Der Ärger der Autofahrer, welche die Notierungen an den Erdöl- und Devisenmärkten verfolgen, ist gross: So tendiert der Preis für die Erdölsorte WTI seit einem Monat mehr als zehn Prozent unter dem Mittel vom April. Auch die teurere Nordseesorte Brent bewegt sich im Schnitt mehr als fünf Prozent tiefer. Ähnlich stark gefallen ist in derselben Vergleichsperiode der Dollar, der noch tiefer in den Keller gerutscht ist.

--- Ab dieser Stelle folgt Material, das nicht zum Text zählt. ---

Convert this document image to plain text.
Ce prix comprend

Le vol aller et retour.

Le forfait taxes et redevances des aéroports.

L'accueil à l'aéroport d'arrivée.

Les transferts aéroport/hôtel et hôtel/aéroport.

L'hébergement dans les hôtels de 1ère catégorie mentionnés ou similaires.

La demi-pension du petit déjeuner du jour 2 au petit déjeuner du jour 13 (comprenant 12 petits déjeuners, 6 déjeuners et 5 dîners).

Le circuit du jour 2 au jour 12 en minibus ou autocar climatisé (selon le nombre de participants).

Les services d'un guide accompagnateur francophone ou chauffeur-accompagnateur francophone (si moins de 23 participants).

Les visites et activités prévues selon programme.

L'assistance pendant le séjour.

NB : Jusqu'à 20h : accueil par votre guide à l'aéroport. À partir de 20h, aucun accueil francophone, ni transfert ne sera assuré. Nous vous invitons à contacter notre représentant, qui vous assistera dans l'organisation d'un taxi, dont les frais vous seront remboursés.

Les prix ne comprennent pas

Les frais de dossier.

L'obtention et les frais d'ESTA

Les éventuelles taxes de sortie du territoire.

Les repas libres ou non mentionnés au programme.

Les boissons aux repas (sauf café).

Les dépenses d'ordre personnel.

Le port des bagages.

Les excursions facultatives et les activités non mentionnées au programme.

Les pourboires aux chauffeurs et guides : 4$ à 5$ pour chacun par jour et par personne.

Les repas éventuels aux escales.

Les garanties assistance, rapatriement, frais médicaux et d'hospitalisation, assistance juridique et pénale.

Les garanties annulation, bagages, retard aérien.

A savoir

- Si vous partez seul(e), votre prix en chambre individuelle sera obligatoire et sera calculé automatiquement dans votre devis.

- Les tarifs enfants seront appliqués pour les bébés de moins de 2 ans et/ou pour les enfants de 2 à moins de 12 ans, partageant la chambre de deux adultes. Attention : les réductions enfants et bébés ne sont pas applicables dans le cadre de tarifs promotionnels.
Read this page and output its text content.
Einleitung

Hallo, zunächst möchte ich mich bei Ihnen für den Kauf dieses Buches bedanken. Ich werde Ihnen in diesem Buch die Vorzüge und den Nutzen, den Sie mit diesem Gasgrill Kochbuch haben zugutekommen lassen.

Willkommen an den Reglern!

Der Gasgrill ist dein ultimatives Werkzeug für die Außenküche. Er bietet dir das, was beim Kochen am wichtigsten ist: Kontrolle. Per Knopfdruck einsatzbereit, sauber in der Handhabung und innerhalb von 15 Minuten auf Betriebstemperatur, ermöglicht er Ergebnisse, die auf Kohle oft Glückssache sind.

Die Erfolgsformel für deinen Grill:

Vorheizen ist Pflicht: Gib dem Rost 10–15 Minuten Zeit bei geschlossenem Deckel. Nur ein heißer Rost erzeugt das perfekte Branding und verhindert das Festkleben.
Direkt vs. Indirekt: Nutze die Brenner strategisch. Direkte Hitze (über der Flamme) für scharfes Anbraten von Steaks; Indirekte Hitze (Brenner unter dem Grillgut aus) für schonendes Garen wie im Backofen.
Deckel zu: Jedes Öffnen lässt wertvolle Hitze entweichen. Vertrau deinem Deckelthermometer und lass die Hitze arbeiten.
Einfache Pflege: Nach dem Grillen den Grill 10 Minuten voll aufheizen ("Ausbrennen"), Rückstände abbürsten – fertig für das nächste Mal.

Stattdessen sind die Durchschnittspreise für den Liter Bleifrei 98 innert Jahresfrist stetig bis auf 1.87 Franken gestiegen (Mai 2011). Das zeigt die Grafik auf der Website der Schweizer Erdölvereinigung (EV).

Höhere Frachtpreise

Wird der Preisvorteil den Konsumenten nicht weitergegeben? Niklaus Boss, Geschäftsführer der Erdölvereinigung, wehrt sich: Die von der EV publizierten Preise würden vom Bundesamt für Statistik stammen. Seit dem 11. Mai seien die Benzinpreise um 9 Rappen und die Dieselpreise um 7 Rappen gesenkt worden. Boss behauptet: «Der Dollar-Kurs und die Rohölpreise haben sich adäquat auf die Preise ausgewirkt.»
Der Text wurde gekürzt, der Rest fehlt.